Betroffen von Racial Profiling sind rassifizierte Menschen, viele sind seit ihrer Geburt mit rassistischen Vorurteilen konfrontiert. People of Color entwickeln deshalb "Antennen" im Umgang mit Diskriminierung. Sie spüren Ungerechtigkeiten ihnen gegenüber schneller. Zu dem Schluss kam das Forschungsteam der Ruhr-Universität Bochum.

Rassistische Polizeikontrollen finden nicht in einem isolierten Raum statt, sie passieren auf offener Straße, es gibt Passant*innen, die die Szene beobachten. In aller Öffentlichkeit von der Polizei angehalten, durchsucht und nach den Personalien gefragt zu werden, löse bei Betroffenen häufig ein Gefühl der Scham aus, erklärt Eben Louw. Im Englischen gibt es dafür einen Begriff: Public Humiliation – öffentliche Erniedrigung. Von Racial Profiling Betroffene können durch die Blicke oder gar Sprüche der Zuschauer*innen daran erinnert werden, welche Vorurteile oder rassistischen Bilder in der Gesellschaft über sie existieren. Sie vermuten, dass diese genau in dem Moment in den Köpfen bestätigt werden. Das könne ein Schamgefühl triggern, das wiederum zu schweren psychischen Problemen wie Depressionen, Angstzuständen oder Paranoia führen kann, sagt Psychologe Eben Louw.

Auch John H., der Altenpfleger aus Hamburg, hätte sich am liebsten versteckt, als er sich plötzlich auf dem Boden wiederfand. Während Kinder an ihm vorbeispazierten und ihn mit großen Augen anblickten, fühlte er sich wie ein Verbrecher. "Die Leute haben bestimmt gedacht, dass ich noch so ein Schwarzer bin, der irgendwas verbrochen hat", sagt er.

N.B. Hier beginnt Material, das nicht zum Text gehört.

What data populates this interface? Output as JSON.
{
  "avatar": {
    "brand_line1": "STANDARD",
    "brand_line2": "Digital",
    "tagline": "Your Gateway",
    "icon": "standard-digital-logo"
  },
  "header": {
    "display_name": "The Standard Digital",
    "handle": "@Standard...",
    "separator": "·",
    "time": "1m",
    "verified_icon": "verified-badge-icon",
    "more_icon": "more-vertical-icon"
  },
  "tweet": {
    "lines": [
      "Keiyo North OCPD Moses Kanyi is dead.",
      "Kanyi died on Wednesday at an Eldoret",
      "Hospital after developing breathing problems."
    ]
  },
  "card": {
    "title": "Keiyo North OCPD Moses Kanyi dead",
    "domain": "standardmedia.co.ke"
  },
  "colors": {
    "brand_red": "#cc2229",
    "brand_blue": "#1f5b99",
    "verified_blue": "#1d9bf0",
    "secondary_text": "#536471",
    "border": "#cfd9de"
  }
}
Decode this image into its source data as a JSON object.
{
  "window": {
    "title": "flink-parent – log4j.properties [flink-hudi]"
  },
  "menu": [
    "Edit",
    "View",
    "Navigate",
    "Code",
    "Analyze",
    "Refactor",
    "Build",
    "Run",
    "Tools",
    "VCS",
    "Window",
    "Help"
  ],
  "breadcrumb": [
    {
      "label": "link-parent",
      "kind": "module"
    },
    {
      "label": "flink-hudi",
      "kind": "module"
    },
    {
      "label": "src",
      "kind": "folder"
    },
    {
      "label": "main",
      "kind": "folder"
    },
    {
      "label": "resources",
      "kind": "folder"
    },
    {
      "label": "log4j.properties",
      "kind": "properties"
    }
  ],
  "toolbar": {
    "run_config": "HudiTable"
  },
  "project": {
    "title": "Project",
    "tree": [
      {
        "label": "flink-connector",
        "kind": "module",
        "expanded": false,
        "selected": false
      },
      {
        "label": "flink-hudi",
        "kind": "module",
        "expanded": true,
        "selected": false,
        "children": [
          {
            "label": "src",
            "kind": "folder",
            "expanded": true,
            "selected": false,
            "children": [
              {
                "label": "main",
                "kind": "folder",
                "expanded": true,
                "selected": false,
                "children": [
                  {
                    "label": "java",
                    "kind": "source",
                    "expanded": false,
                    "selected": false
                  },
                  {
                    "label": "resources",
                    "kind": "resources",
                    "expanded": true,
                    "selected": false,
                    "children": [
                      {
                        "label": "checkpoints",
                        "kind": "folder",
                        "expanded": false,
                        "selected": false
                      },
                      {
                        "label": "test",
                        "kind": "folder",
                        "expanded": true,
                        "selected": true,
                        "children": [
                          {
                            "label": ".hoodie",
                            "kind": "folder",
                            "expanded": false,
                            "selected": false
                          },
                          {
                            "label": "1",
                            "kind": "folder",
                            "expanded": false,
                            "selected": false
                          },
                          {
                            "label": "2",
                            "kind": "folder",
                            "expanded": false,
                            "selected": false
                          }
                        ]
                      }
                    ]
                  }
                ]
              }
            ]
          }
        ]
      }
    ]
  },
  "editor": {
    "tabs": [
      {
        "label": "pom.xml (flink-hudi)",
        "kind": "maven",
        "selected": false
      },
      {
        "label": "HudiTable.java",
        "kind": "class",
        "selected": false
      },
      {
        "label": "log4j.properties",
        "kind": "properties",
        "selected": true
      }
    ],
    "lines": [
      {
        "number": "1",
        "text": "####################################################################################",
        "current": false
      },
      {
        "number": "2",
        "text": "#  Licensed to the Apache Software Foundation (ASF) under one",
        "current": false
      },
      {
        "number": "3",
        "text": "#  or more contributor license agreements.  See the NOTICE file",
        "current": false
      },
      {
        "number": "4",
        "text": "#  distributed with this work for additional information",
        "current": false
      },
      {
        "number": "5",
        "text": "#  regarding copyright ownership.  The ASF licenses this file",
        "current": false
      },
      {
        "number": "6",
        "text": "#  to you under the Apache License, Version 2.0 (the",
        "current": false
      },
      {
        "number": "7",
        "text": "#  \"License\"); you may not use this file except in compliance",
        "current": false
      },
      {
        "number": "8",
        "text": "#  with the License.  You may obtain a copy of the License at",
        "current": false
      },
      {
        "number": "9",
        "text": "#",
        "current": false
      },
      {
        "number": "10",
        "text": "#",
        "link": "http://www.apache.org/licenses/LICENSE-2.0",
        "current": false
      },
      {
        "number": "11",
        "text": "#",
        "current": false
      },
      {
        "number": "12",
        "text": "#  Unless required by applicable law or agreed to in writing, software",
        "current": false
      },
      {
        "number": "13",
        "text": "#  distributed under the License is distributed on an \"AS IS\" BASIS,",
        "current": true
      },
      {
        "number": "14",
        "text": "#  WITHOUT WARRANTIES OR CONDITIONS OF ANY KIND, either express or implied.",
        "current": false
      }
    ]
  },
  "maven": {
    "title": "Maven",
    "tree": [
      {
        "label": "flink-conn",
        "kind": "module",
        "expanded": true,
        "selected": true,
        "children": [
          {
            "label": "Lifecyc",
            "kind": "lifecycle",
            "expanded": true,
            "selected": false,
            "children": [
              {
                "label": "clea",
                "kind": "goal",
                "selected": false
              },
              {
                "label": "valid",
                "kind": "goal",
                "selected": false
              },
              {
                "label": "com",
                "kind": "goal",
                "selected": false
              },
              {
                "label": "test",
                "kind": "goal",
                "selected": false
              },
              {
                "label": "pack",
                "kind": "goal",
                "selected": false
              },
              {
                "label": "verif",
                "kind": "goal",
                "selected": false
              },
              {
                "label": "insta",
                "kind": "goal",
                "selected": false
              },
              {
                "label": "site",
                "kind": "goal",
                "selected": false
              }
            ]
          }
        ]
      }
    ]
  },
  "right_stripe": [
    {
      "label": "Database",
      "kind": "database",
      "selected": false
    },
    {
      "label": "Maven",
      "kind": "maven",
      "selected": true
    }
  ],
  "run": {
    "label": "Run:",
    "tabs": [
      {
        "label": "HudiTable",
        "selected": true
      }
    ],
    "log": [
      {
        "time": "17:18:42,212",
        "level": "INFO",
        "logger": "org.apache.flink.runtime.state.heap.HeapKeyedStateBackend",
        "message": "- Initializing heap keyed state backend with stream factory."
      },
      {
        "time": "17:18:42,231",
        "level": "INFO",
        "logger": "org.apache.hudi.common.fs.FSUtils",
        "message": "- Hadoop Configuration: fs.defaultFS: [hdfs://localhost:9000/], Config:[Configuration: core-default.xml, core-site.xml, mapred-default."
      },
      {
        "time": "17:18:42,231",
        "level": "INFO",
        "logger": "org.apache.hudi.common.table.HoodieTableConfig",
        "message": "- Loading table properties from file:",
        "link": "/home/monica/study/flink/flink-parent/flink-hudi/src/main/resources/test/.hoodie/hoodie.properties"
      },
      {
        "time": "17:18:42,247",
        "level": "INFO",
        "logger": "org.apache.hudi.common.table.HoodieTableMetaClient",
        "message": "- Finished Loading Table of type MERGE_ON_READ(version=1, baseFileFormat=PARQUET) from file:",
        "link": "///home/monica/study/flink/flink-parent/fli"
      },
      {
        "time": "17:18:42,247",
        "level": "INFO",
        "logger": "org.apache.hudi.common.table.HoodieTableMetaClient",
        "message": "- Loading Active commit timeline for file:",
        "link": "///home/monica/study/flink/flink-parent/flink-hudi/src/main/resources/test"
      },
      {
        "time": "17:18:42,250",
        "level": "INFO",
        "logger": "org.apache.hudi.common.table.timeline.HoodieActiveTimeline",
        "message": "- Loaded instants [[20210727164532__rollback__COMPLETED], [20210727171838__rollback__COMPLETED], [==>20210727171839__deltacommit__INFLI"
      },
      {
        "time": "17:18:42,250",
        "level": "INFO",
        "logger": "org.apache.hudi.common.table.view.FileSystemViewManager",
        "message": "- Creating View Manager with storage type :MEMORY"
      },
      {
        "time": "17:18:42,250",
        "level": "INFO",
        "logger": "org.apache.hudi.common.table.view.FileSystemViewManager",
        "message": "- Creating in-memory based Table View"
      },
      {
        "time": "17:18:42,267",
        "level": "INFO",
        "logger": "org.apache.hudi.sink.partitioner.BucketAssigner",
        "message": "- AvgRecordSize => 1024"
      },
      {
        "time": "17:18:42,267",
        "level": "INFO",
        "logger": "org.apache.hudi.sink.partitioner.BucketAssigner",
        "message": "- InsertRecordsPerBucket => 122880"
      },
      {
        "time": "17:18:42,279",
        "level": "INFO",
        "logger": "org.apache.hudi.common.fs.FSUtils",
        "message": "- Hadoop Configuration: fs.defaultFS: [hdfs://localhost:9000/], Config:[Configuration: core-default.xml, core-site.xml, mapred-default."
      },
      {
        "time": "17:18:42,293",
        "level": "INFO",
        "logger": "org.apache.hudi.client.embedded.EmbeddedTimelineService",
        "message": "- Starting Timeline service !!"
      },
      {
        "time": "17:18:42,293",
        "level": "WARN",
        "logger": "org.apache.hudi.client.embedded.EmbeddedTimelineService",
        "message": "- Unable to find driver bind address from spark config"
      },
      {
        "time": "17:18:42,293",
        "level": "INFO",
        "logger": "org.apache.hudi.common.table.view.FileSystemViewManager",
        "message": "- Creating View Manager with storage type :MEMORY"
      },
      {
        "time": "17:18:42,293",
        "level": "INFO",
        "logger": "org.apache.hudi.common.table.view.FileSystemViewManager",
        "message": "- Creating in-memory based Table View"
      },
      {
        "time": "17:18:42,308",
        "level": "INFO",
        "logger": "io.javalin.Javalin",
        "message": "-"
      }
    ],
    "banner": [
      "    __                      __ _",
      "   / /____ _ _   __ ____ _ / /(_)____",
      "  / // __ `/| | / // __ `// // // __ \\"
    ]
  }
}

Rassismus in der Polizei: Traumatisiert von der Polizei (2024)
Top Articles
Latest Posts
Article information

Author: Moshe Kshlerin

Last Updated:

Views: 5980

Rating: 4.7 / 5 (57 voted)

Reviews: 80% of readers found this page helpful

Author information

Name: Moshe Kshlerin

Birthday: 1994-01-25

Address: Suite 609 315 Lupita Unions, Ronnieburgh, MI 62697

Phone: +2424755286529

Job: District Education Designer

Hobby: Yoga, Gunsmithing, Singing, 3D printing, Nordic skating, Soapmaking, Juggling

Introduction: My name is Moshe Kshlerin, I am a gleaming, attractive, outstanding, pleasant, delightful, outstanding, famous person who loves writing and wants to share my knowledge and understanding with you.